Election company says manipulation in Venezuela vote turnout
CARACAS, Venezuela (AP) — The number of Venezuelans who participated in the election for an all-powerful constituent assembly was inflated by at least 1 million votes in an official count, the head of a voting technology company asserted Wednesday, a finding certain to sow further discord over the controversial super-body that has generated months of nationwide protests.
Smartmatic CEO Antonio Mugica said results recorded by his systems and those reported by Venezuela’s National Electoral Council indicate “without any doubt” that official turnout figure of more than 8 million participants was manipulated.
The international software company has been providing electronic machines in Venezuela since 2004.
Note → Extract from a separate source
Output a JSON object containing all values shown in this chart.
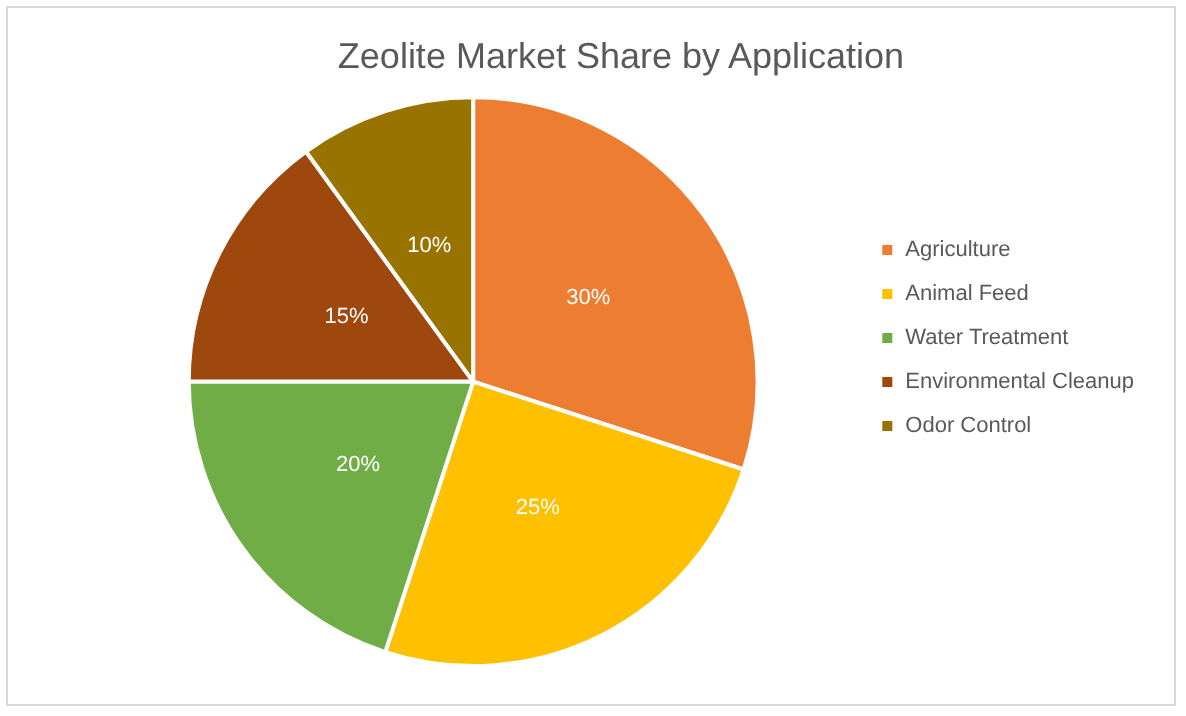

“Even in moments of deep political conflict and division we have been satisfied with the voting process and the count has been completely accurate,” Mugica told reporters in London. “It is, therefore, with the deepest regret that we have to report that the turnout figures on Sunday, 30 July, for the Constituent Assembly in Venezuela were tampered with.”
The assembly will be granted vast powers to rewrite the nation’s constitution and override every branch of the government. Opposition members boycotted the election, claiming the terms to select delegates were heavily rigged to favor the ruling party. President Nicolas Maduro has vowed to use the assembly to target his enemies and solidify Venezuela as a socialist state.
An independent exit poll concluded turnout was less than half that reported by the election commission. Opposition leaders who stationed observers in every municipality also questioned the count.
Julio Borges, the president of the opposition-controlled National Assembly, said lawmakers will ask the nation’s chief prosecutor to investigate commission members for potential crimes.
“They want to give total power to an assembly who people with more than 10 years managing the electoral process in Venezuela say with all certainty, irreversibly, with hard data from their own servers, that the announced result was crooked,” Borges said.
The assembly is expected to be sworn into office Thursday. Opposition leaders are calling on Venezuelans to gather in Caracas for a mass protest.
On Monday, two prominent opposition leaders were dragged from their homes by heavily armed security agents and thrown in a military prison Tuesday, drawing condemnation from the United States and some Latin American countries. But many other nations and international organizations were silent or limited themselves to expressions of concern.
Opposition leader Leopoldo Lopez and Antonio Ledezma were accused by the government-allied Supreme Court of violating the terms of their house arrest by plotting to escape and releasing video statements criticizing Maduro.
Both men’s supporters denied the charges and vowed to continue to try to push the ruling socialist party from power. However, they gave little indication of how they planned to do that, and the capital was unusually quiet after months of sometimes violent protests.
Lopez’s supporters released a video that he taped last week saying he expected to be imprisoned again soon, and calling on Venezuelans to be firm in resisting Maduro.
“If you are looking at this video now, it’s precisely because that occurred, because they came and they illegally imprisoned me again unjustly, a prisoner of consciousness, a prisoner for my ideas, a prisoner for wanting a better Venezuela,” the 46-year-old Lopez said.
He also said that his wife, Lilian Tintori, is pregnant, touching her belly and saying he has “one more reason to fight for Venezuela.” He called the pregnancy “the best news I’ve received in the last 3 1/2 years” — the time he spent behind bars before being released to house arrest last month. The couple had been allowed some conjugal visits.
Maduro appeared undeterred in his plans to seat a special assembly this week with powers to rewrite the constitution and override any other branch of the Venezuelan government. He has threatened to use those powers to go after his opponents and the arrests Tuesday appeared to show he is willing to proceed with full force.
Maduro appeared to have the full support of the country’s most important institutions.
Maduro called the vote for the constitutional assembly in May after weeks of protests fed by anger at his government over food shortages, triple-digit inflation and high crime. Many people accuse the ruling party of corruption and mismanagement.
The Trump administration on Monday added Maduro to a growing list of high-ranking Venezuelan officials targeted by financial sanctions. But the U.S. held off on sanctioning Venezuela’s oil industry, which could undermine Maduro’s government but also deepen the humanitarian crisis in Venezuela.
Maduro scoffed at the sanctions. He has said he would use the assembly’s powers to bar opposition candidates from running in gubernatorial elections in December unless they negotiate an end to protests that have resulted in at least 120 deaths and nearly 2,000 injuries over the past four months.
U.S. Secretary of State Rex Tillerson said Tuesday that the Trump administration was “evaluating all of our policy options as to what can we do to create a change of conditions where either Maduro decides he doesn’t have a future, and wants to leave of his own accord, or we can return the government processes back to their constitution.”
Later, the White House issued a statement condemning “the Maduro dictatorship” over the arrests and saying Lopez and Ledezma are political prisoners.
“The United States holds Maduro — who publicly announced just hours earlier that he would move against his political opposition — personally responsible for the health and safety of Mr. Lopez, Mr. Ledezma, and any others seized,” the White House said.